The Edmonton Journal interviewed one 15 year old who has already held four jobs. "Now I've got my own money," she said. "Got a job, got money and, you know, bought clothes. It's fun."
It is not being churlish to point out that child labour laws were meant to protect children and childhood. To erode that protection is a sign of a society that pays more heed to economic interests than to human dignity. The dignity of early teens is best protected by having them focus on school, help in the home and develop their personal interests.
While the government has regulations to protect the safety of children working in the food service industry, regulations are not worth much if they are not enforced.
How many child workers would risk their jobs to lodge a complaint about regulations being violated, regulations that government may someday decide are just more "red tape"?
No person needs to become totally integrated into the consumer society. Children in particular need to be protected from consumerism while they are still developing their own identity and finding their own direction in life.
Highly disconcerting is the fact that of all provinces, Alberta has the lowest percentage of Grade 12 graduates who go on to post-secondary education. This may be due, in part, to high tuition fees in Alberta colleges and universities. But tuition fees are high in other, less-prosperous provinces. A more likely explanation is that high-paying, low-skilled jobs are more abundant here, sucking high school graduates into the workforce when their long-term interests might be better served by continuing their education.
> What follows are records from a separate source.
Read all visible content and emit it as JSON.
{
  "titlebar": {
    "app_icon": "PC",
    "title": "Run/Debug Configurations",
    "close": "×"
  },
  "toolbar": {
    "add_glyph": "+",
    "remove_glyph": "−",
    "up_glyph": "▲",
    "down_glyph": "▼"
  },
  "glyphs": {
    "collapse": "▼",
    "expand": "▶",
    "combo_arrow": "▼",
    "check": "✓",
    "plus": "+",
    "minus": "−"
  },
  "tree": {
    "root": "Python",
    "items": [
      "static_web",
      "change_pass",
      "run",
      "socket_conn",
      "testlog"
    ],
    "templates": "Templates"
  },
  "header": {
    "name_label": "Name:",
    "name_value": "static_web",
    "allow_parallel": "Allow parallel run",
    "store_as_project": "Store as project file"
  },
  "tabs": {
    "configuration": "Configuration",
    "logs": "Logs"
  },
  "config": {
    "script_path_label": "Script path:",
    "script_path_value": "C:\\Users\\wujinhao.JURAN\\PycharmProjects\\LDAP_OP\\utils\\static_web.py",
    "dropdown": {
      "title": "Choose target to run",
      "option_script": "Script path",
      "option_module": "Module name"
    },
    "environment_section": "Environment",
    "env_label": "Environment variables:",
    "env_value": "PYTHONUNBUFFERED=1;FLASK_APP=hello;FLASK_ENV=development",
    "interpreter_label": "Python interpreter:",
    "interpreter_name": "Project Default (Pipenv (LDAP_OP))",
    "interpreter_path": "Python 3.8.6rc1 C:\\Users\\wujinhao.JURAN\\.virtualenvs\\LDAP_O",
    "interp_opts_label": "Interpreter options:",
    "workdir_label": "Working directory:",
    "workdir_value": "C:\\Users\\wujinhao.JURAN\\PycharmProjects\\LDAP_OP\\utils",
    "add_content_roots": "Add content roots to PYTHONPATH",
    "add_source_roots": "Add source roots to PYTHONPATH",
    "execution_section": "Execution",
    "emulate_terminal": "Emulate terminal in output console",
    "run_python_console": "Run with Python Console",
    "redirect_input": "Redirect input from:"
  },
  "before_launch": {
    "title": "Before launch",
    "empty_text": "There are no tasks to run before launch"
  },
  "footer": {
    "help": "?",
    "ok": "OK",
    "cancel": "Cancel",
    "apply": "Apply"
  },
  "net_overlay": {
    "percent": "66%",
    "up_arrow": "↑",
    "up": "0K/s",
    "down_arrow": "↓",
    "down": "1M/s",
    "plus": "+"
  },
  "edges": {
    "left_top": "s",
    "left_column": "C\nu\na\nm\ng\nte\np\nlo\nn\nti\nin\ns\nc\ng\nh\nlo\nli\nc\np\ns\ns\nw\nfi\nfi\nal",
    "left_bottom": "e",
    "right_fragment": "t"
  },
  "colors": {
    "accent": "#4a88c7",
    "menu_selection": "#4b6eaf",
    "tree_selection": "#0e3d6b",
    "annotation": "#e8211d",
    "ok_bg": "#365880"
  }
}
One would expect that children drawn into the workforce at age 12 would, by the time they finish high school (or, if they finish high school), be more inclined to seek full-time work than go on to post-secondary education. By allowing child labour, the government is only exacerbating an already serious problem.
The dignity of children is more and more being placed at risk by an adult society narrowly concerned with its own wants and desires.
Children need protection, not economic "opportunities."
The Alberta government should put high fences around the practice of child labour.